É possível imaginar, portanto, como esse sistema baseado na inflação monetária e no endividamento irá, ao longo do tempo, alterar a cultura e o comportamento de toda uma sociedade. As pessoas irão se tornar mais materialistas do que seriam sob um sistema monetário natural. Elas não mais poderão apenas guardar seu dinheiro em casa, terão de monitorar suas aplicações bancárias constantemente, e terão de pensar em juros e em rentabilidade continuamente — caso contrário, se a rentabilidade não for alta o bastante, elas estarão na prática ficando mais pobres.

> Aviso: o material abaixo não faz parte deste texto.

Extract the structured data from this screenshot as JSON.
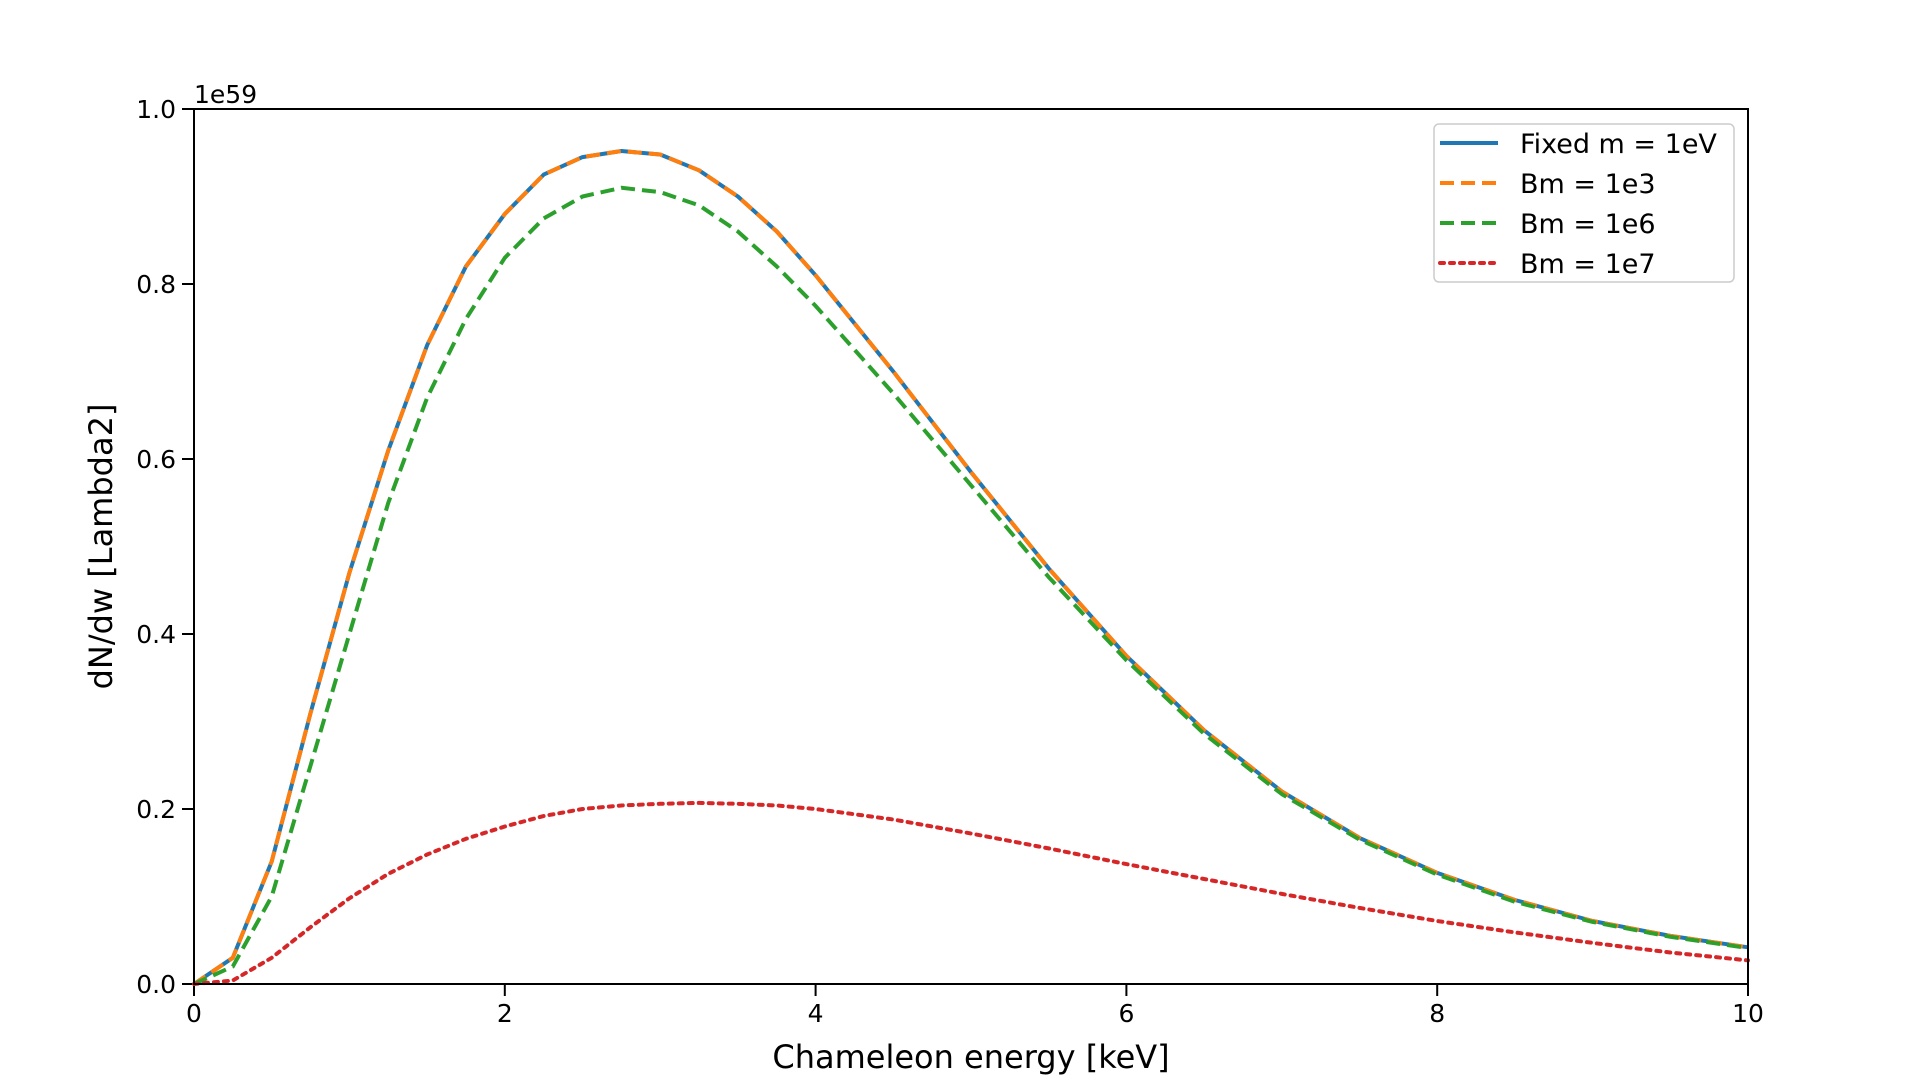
{
  "chart_data": {
    "type": "line",
    "title": "",
    "xlabel": "Chameleon energy [keV]",
    "ylabel": "dN/dw [Lambda2]",
    "y_offset_label": "1e59",
    "xlim": [
      0,
      10
    ],
    "ylim": [
      0,
      1.0
    ],
    "xticks": [
      0,
      2,
      4,
      6,
      8,
      10
    ],
    "yticks": [
      0.0,
      0.2,
      0.4,
      0.6,
      0.8,
      1.0
    ],
    "xtick_labels": [
      "0",
      "2",
      "4",
      "6",
      "8",
      "10"
    ],
    "ytick_labels": [
      "0.0",
      "0.2",
      "0.4",
      "0.6",
      "0.8",
      "1.0"
    ],
    "grid": false,
    "legend_position": "top-right",
    "x": [
      0,
      0.25,
      0.5,
      0.75,
      1.0,
      1.25,
      1.5,
      1.75,
      2.0,
      2.25,
      2.5,
      2.75,
      3.0,
      3.25,
      3.5,
      3.75,
      4.0,
      4.5,
      5.0,
      5.5,
      6.0,
      6.5,
      7.0,
      7.5,
      8.0,
      8.5,
      9.0,
      9.5,
      10.0
    ],
    "series": [
      {
        "name": "Fixed m = 1eV",
        "color": "#1f77b4",
        "style": "solid",
        "values": [
          0,
          0.03,
          0.14,
          0.31,
          0.47,
          0.61,
          0.73,
          0.82,
          0.88,
          0.925,
          0.945,
          0.952,
          0.948,
          0.93,
          0.9,
          0.86,
          0.81,
          0.7,
          0.585,
          0.475,
          0.375,
          0.29,
          0.22,
          0.167,
          0.127,
          0.096,
          0.072,
          0.055,
          0.042
        ]
      },
      {
        "name": "Bm = 1e3",
        "color": "#ff7f0e",
        "style": "dashed",
        "values": [
          0,
          0.03,
          0.14,
          0.31,
          0.47,
          0.61,
          0.73,
          0.82,
          0.88,
          0.925,
          0.945,
          0.952,
          0.948,
          0.93,
          0.9,
          0.86,
          0.81,
          0.7,
          0.585,
          0.475,
          0.375,
          0.29,
          0.22,
          0.167,
          0.127,
          0.096,
          0.072,
          0.055,
          0.042
        ]
      },
      {
        "name": "Bm = 1e6",
        "color": "#2ca02c",
        "style": "dashed",
        "values": [
          0,
          0.02,
          0.1,
          0.25,
          0.4,
          0.55,
          0.67,
          0.76,
          0.83,
          0.875,
          0.9,
          0.91,
          0.905,
          0.89,
          0.86,
          0.82,
          0.775,
          0.675,
          0.57,
          0.465,
          0.37,
          0.286,
          0.217,
          0.165,
          0.125,
          0.094,
          0.071,
          0.054,
          0.041
        ]
      },
      {
        "name": "Bm = 1e7",
        "color": "#d62728",
        "style": "dotted",
        "values": [
          0,
          0.004,
          0.03,
          0.065,
          0.098,
          0.126,
          0.148,
          0.166,
          0.18,
          0.192,
          0.2,
          0.204,
          0.206,
          0.207,
          0.206,
          0.204,
          0.2,
          0.188,
          0.172,
          0.155,
          0.137,
          0.12,
          0.103,
          0.087,
          0.072,
          0.059,
          0.047,
          0.036,
          0.027
        ]
      }
    ]
  }
}
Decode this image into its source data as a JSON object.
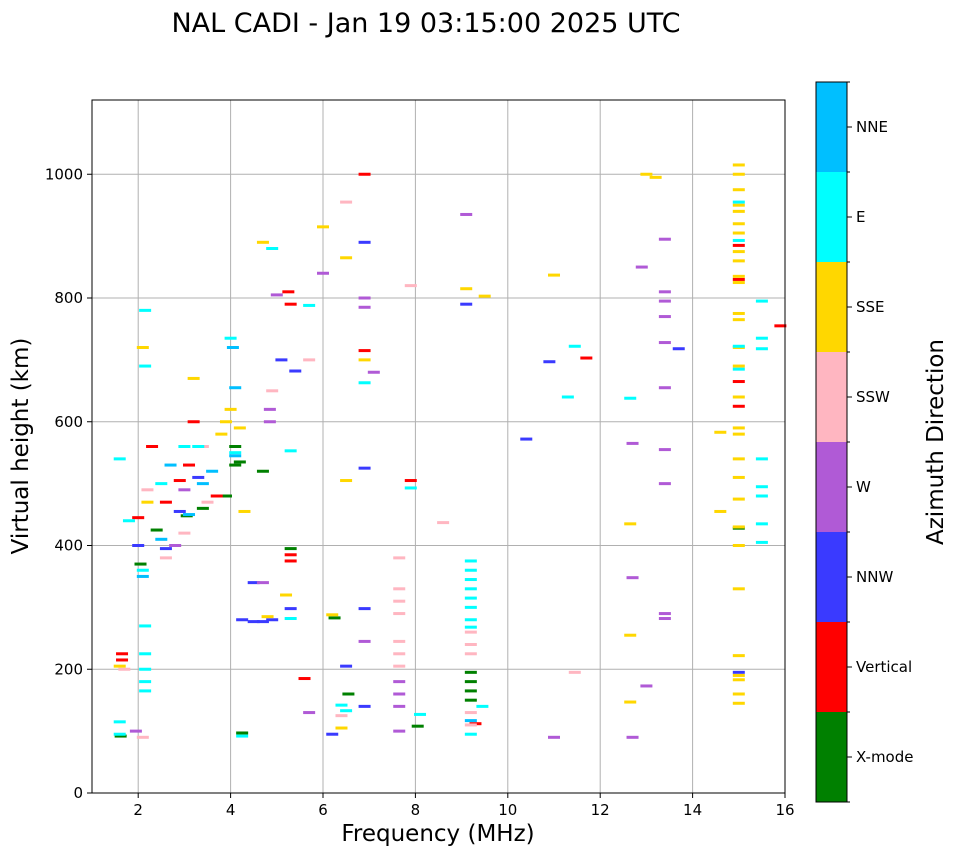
{
  "chart_data": {
    "type": "scatter",
    "title": "NAL CADI - Jan 19 03:15:00 2025 UTC",
    "xlabel": "Frequency (MHz)",
    "ylabel": "Virtual height (km)",
    "xlim": [
      1,
      16
    ],
    "ylim": [
      0,
      1120
    ],
    "xticks": [
      2,
      4,
      6,
      8,
      10,
      12,
      14,
      16
    ],
    "yticks": [
      0,
      200,
      400,
      600,
      800,
      1000
    ],
    "grid": true,
    "colorbar": {
      "label": "Azimuth Direction",
      "categories": [
        "X-mode",
        "Vertical",
        "NNW",
        "W",
        "SSW",
        "SSE",
        "E",
        "NNE"
      ],
      "colors": [
        "#008000",
        "#ff0000",
        "#3a3aff",
        "#b05ad6",
        "#ffb6c1",
        "#ffd700",
        "#00ffff",
        "#00bfff"
      ]
    },
    "series": [
      {
        "name": "X-mode",
        "points": [
          [
            1.62,
            92
          ],
          [
            4.25,
            97
          ],
          [
            5.3,
            395
          ],
          [
            6.25,
            283
          ],
          [
            6.55,
            160
          ],
          [
            8.05,
            108
          ],
          [
            9.2,
            195
          ],
          [
            9.2,
            180
          ],
          [
            9.2,
            165
          ],
          [
            9.2,
            150
          ],
          [
            15.0,
            428
          ],
          [
            2.05,
            370
          ],
          [
            2.4,
            425
          ],
          [
            3.05,
            448
          ],
          [
            3.4,
            460
          ],
          [
            3.9,
            480
          ],
          [
            4.1,
            530
          ],
          [
            4.1,
            560
          ],
          [
            4.7,
            520
          ],
          [
            4.2,
            535
          ]
        ]
      },
      {
        "name": "Vertical",
        "points": [
          [
            1.65,
            225
          ],
          [
            1.65,
            215
          ],
          [
            5.3,
            375
          ],
          [
            5.3,
            385
          ],
          [
            5.6,
            185
          ],
          [
            6.9,
            1000
          ],
          [
            6.9,
            715
          ],
          [
            7.9,
            505
          ],
          [
            9.3,
            112
          ],
          [
            11.7,
            703
          ],
          [
            15.0,
            885
          ],
          [
            15.0,
            830
          ],
          [
            15.0,
            665
          ],
          [
            15.0,
            625
          ],
          [
            15.9,
            755
          ],
          [
            2.6,
            470
          ],
          [
            2.9,
            505
          ],
          [
            3.1,
            530
          ],
          [
            3.2,
            600
          ],
          [
            5.25,
            810
          ],
          [
            5.3,
            790
          ],
          [
            2.0,
            445
          ],
          [
            3.7,
            480
          ],
          [
            2.3,
            560
          ]
        ]
      },
      {
        "name": "NNW",
        "points": [
          [
            4.25,
            280
          ],
          [
            4.5,
            277
          ],
          [
            4.7,
            277
          ],
          [
            5.3,
            298
          ],
          [
            6.2,
            95
          ],
          [
            6.5,
            205
          ],
          [
            6.9,
            298
          ],
          [
            6.9,
            890
          ],
          [
            9.1,
            790
          ],
          [
            10.4,
            572
          ],
          [
            10.9,
            697
          ],
          [
            13.7,
            718
          ],
          [
            15.0,
            195
          ],
          [
            2.6,
            395
          ],
          [
            2.9,
            455
          ],
          [
            4.9,
            280
          ],
          [
            5.1,
            700
          ],
          [
            4.5,
            340
          ],
          [
            5.4,
            682
          ],
          [
            6.9,
            525
          ],
          [
            2.0,
            400
          ],
          [
            3.3,
            510
          ],
          [
            6.9,
            140
          ]
        ]
      },
      {
        "name": "W",
        "points": [
          [
            1.95,
            100
          ],
          [
            4.7,
            340
          ],
          [
            4.85,
            620
          ],
          [
            4.85,
            600
          ],
          [
            5.0,
            805
          ],
          [
            6.9,
            245
          ],
          [
            6.9,
            800
          ],
          [
            6.9,
            785
          ],
          [
            7.65,
            180
          ],
          [
            7.65,
            160
          ],
          [
            7.65,
            140
          ],
          [
            7.65,
            100
          ],
          [
            9.1,
            935
          ],
          [
            11.0,
            90
          ],
          [
            12.7,
            565
          ],
          [
            12.7,
            348
          ],
          [
            12.7,
            90
          ],
          [
            12.9,
            850
          ],
          [
            13.0,
            173
          ],
          [
            13.4,
            895
          ],
          [
            13.4,
            810
          ],
          [
            13.4,
            795
          ],
          [
            13.4,
            770
          ],
          [
            13.4,
            728
          ],
          [
            13.4,
            655
          ],
          [
            13.4,
            555
          ],
          [
            13.4,
            500
          ],
          [
            13.4,
            290
          ],
          [
            13.4,
            282
          ],
          [
            6.0,
            840
          ],
          [
            5.7,
            130
          ],
          [
            7.1,
            680
          ],
          [
            3.0,
            490
          ],
          [
            2.8,
            400
          ]
        ]
      },
      {
        "name": "SSW",
        "points": [
          [
            1.7,
            200
          ],
          [
            2.1,
            90
          ],
          [
            4.9,
            650
          ],
          [
            7.65,
            380
          ],
          [
            7.65,
            330
          ],
          [
            7.65,
            310
          ],
          [
            7.65,
            290
          ],
          [
            7.65,
            245
          ],
          [
            7.65,
            225
          ],
          [
            7.65,
            205
          ],
          [
            8.6,
            437
          ],
          [
            9.2,
            260
          ],
          [
            9.2,
            240
          ],
          [
            9.2,
            225
          ],
          [
            9.2,
            130
          ],
          [
            9.2,
            110
          ],
          [
            11.45,
            195
          ],
          [
            6.5,
            955
          ],
          [
            7.9,
            820
          ],
          [
            2.6,
            380
          ],
          [
            3.0,
            420
          ],
          [
            3.4,
            560
          ],
          [
            2.2,
            490
          ],
          [
            3.5,
            470
          ],
          [
            6.4,
            125
          ],
          [
            5.7,
            700
          ]
        ]
      },
      {
        "name": "SSE",
        "points": [
          [
            1.6,
            205
          ],
          [
            2.1,
            720
          ],
          [
            4.8,
            285
          ],
          [
            5.2,
            320
          ],
          [
            6.2,
            288
          ],
          [
            6.4,
            105
          ],
          [
            6.5,
            505
          ],
          [
            6.5,
            865
          ],
          [
            6.9,
            700
          ],
          [
            9.1,
            815
          ],
          [
            9.5,
            803
          ],
          [
            11.0,
            837
          ],
          [
            12.65,
            435
          ],
          [
            12.65,
            255
          ],
          [
            12.65,
            147
          ],
          [
            13.0,
            1000
          ],
          [
            13.2,
            995
          ],
          [
            14.6,
            583
          ],
          [
            14.6,
            455
          ],
          [
            15.0,
            1015
          ],
          [
            15.0,
            1000
          ],
          [
            15.0,
            975
          ],
          [
            15.0,
            950
          ],
          [
            15.0,
            940
          ],
          [
            15.0,
            920
          ],
          [
            15.0,
            905
          ],
          [
            15.0,
            875
          ],
          [
            15.0,
            860
          ],
          [
            15.0,
            835
          ],
          [
            15.0,
            825
          ],
          [
            15.0,
            775
          ],
          [
            15.0,
            765
          ],
          [
            15.0,
            720
          ],
          [
            15.0,
            690
          ],
          [
            15.0,
            640
          ],
          [
            15.0,
            590
          ],
          [
            15.0,
            580
          ],
          [
            15.0,
            540
          ],
          [
            15.0,
            510
          ],
          [
            15.0,
            475
          ],
          [
            15.0,
            430
          ],
          [
            15.0,
            400
          ],
          [
            15.0,
            330
          ],
          [
            15.0,
            222
          ],
          [
            15.0,
            190
          ],
          [
            15.0,
            183
          ],
          [
            15.0,
            160
          ],
          [
            15.0,
            145
          ],
          [
            6.0,
            915
          ],
          [
            4.2,
            590
          ],
          [
            3.9,
            600
          ],
          [
            3.2,
            670
          ],
          [
            2.2,
            470
          ],
          [
            3.8,
            580
          ],
          [
            4.0,
            620
          ],
          [
            4.3,
            455
          ],
          [
            4.7,
            890
          ]
        ]
      },
      {
        "name": "E",
        "points": [
          [
            1.6,
            115
          ],
          [
            1.6,
            95
          ],
          [
            1.6,
            540
          ],
          [
            2.15,
            780
          ],
          [
            2.15,
            690
          ],
          [
            2.15,
            270
          ],
          [
            2.15,
            225
          ],
          [
            2.15,
            200
          ],
          [
            2.15,
            180
          ],
          [
            2.15,
            165
          ],
          [
            4.25,
            92
          ],
          [
            5.3,
            553
          ],
          [
            5.3,
            282
          ],
          [
            5.7,
            788
          ],
          [
            6.4,
            142
          ],
          [
            6.5,
            133
          ],
          [
            6.9,
            663
          ],
          [
            8.1,
            127
          ],
          [
            7.9,
            493
          ],
          [
            9.2,
            375
          ],
          [
            9.2,
            360
          ],
          [
            9.2,
            345
          ],
          [
            9.2,
            330
          ],
          [
            9.2,
            315
          ],
          [
            9.2,
            300
          ],
          [
            9.2,
            280
          ],
          [
            9.2,
            268
          ],
          [
            9.2,
            95
          ],
          [
            9.45,
            140
          ],
          [
            11.3,
            640
          ],
          [
            11.45,
            722
          ],
          [
            12.65,
            638
          ],
          [
            15.0,
            955
          ],
          [
            15.0,
            893
          ],
          [
            15.0,
            722
          ],
          [
            15.0,
            685
          ],
          [
            15.5,
            795
          ],
          [
            15.5,
            735
          ],
          [
            15.5,
            718
          ],
          [
            15.5,
            540
          ],
          [
            15.5,
            495
          ],
          [
            15.5,
            480
          ],
          [
            15.5,
            435
          ],
          [
            15.5,
            405
          ],
          [
            2.5,
            500
          ],
          [
            3.0,
            560
          ],
          [
            3.3,
            560
          ],
          [
            4.0,
            735
          ],
          [
            2.1,
            360
          ],
          [
            4.1,
            550
          ],
          [
            1.8,
            440
          ],
          [
            4.9,
            880
          ]
        ]
      },
      {
        "name": "NNE",
        "points": [
          [
            4.1,
            655
          ],
          [
            4.1,
            545
          ],
          [
            2.1,
            350
          ],
          [
            2.7,
            530
          ],
          [
            3.1,
            450
          ],
          [
            3.6,
            520
          ],
          [
            9.2,
            117
          ],
          [
            4.05,
            720
          ],
          [
            2.5,
            410
          ],
          [
            3.4,
            500
          ]
        ]
      }
    ]
  }
}
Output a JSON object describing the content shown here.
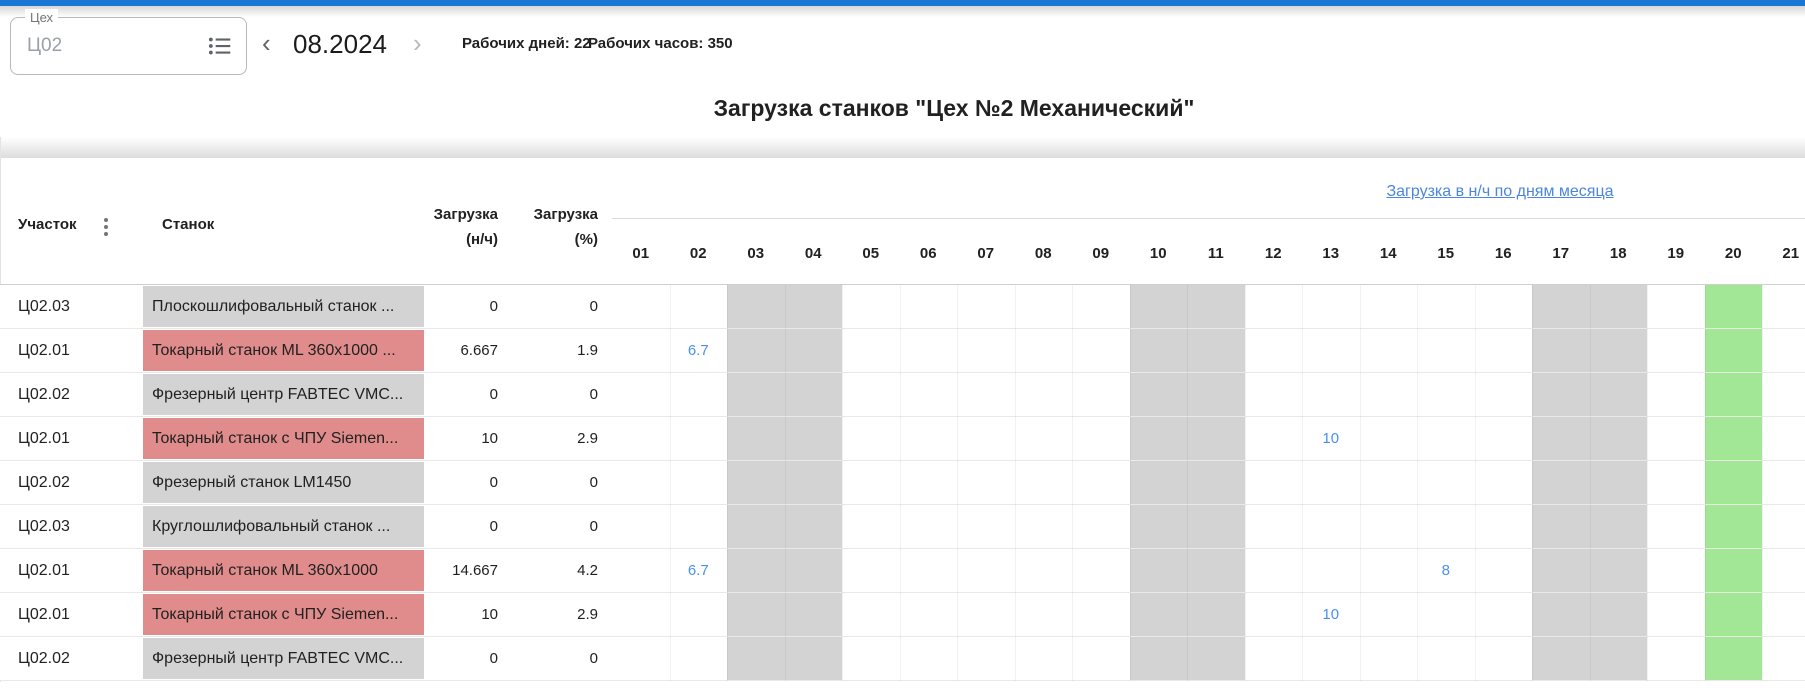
{
  "filter": {
    "label": "Цех",
    "value": "Ц02"
  },
  "toolbar": {
    "prev_icon": "‹",
    "next_icon": "›",
    "month": "08.2024",
    "working_days": "Рабочих дней: 22",
    "working_hours": "Рабочих часов: 350"
  },
  "title": "Загрузка станков \"Цех №2 Механический\"",
  "table": {
    "headers": {
      "section": "Участок",
      "machine": "Станок",
      "load_nh_line1": "Загрузка",
      "load_nh_line2": "(н/ч)",
      "load_pct_line1": "Загрузка",
      "load_pct_line2": "(%)"
    },
    "days_link": "Загрузка в н/ч по дням месяца",
    "days": [
      "01",
      "02",
      "03",
      "04",
      "05",
      "06",
      "07",
      "08",
      "09",
      "10",
      "11",
      "12",
      "13",
      "14",
      "15",
      "16",
      "17",
      "18",
      "19",
      "20",
      "21"
    ],
    "weekend_days": [
      "03",
      "04",
      "10",
      "11",
      "17",
      "18"
    ],
    "today_day": "20",
    "rows": [
      {
        "section": "Ц02.03",
        "machine": "Плоскошлифовальный станок ...",
        "status": "idle",
        "load_nh": "0",
        "load_pct": "0",
        "day_values": {}
      },
      {
        "section": "Ц02.01",
        "machine": "Токарный станок ML 360x1000 ...",
        "status": "loaded",
        "load_nh": "6.667",
        "load_pct": "1.9",
        "day_values": {
          "02": "6.7"
        }
      },
      {
        "section": "Ц02.02",
        "machine": "Фрезерный центр FABTEC VMC...",
        "status": "idle",
        "load_nh": "0",
        "load_pct": "0",
        "day_values": {}
      },
      {
        "section": "Ц02.01",
        "machine": "Токарный станок с ЧПУ Siemen...",
        "status": "loaded",
        "load_nh": "10",
        "load_pct": "2.9",
        "day_values": {
          "13": "10"
        }
      },
      {
        "section": "Ц02.02",
        "machine": "Фрезерный станок LM1450",
        "status": "idle",
        "load_nh": "0",
        "load_pct": "0",
        "day_values": {}
      },
      {
        "section": "Ц02.03",
        "machine": "Круглошлифовальный станок ...",
        "status": "idle",
        "load_nh": "0",
        "load_pct": "0",
        "day_values": {}
      },
      {
        "section": "Ц02.01",
        "machine": "Токарный станок ML 360x1000",
        "status": "loaded",
        "load_nh": "14.667",
        "load_pct": "4.2",
        "day_values": {
          "02": "6.7",
          "15": "8"
        }
      },
      {
        "section": "Ц02.01",
        "machine": "Токарный станок с ЧПУ Siemen...",
        "status": "loaded",
        "load_nh": "10",
        "load_pct": "2.9",
        "day_values": {
          "13": "10"
        }
      },
      {
        "section": "Ц02.02",
        "machine": "Фрезерный центр FABTEC VMC...",
        "status": "idle",
        "load_nh": "0",
        "load_pct": "0",
        "day_values": {}
      }
    ]
  },
  "colors": {
    "topbar_blue": "#1976d2",
    "link_blue": "#4a86e0",
    "value_blue": "#4a90f2",
    "loaded_red": "#e18c8c",
    "idle_gray": "#d3d3d3",
    "weekend_gray": "#d3d3d3",
    "today_green": "#a1e796"
  }
}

O fato de que o sistema monetário fiduciário empurra as pessoas para investimentos mais arriscados também aumenta a dependência sobre terceiros, pois cada indivíduo passa agora a depender do bom comportamento daqueles de quem o valor de seus investimentos depende.

Similarmente, quanto mais alto o nível de endividamento mais acentuada é nossa preocupação egoísta com o comportamento de terceiros que estejam nos devendo dinheiro. Desta forma, o dinheiro fiduciário cria uma tentativa de controlar o comportamento de terceiros por meio do sistema político.

Porém, ao mesmo tempo, nenhuma família e nenhuma empresa possuem interesse individual em abolir o sistema de dinheiro fiduciário e substituí-lo por um sistema monetário natural. Os custos de curto prazo de tal transição seriam enormes. Sendo assim, podemos dizer que estamos em uma "armadilha da racionalidade", na qual as pessoas são motivadas a manter o atual sistema monetário fiduciário apesar de todas as suas desvantagens, e também porque a cultura já foi irremediavelmente transformada por mais de um século de acesso fácil ao crédito e ao dinheiro fiduciário.

Conclusão

Podemos aplicar a análise econômica para explicar transformações culturais, e um exemplo particularmente importante é o do dinheiro fiduciário. Ele possui um impacto crucial sobre nossa cultura. E isso é algo que não veríamos caso não adotássemos uma perspectiva histórica de longo prazo.

É claro que há vários outros fatores que também influenciam, mas o dinheiro fiduciário é um fator crucial, e o atual sistema é perpetuado pelo fato de que todos têm muito a perder no curto prazo caso ele seja substituído. No que mais, considerando que nossa cultura moderna foi profundamente moldada pelos sistemas monetários fiduciários, aboli-lo ou simplesmente alterá-lo iria contra as próprias fundações culturais de nossa atual sociedade.

Não obstante os vários custos de curto prazo, ainda assim deveríamos ousar em alterar tal sistema. Em última instância, é uma questão de coragem, percepção e vontade.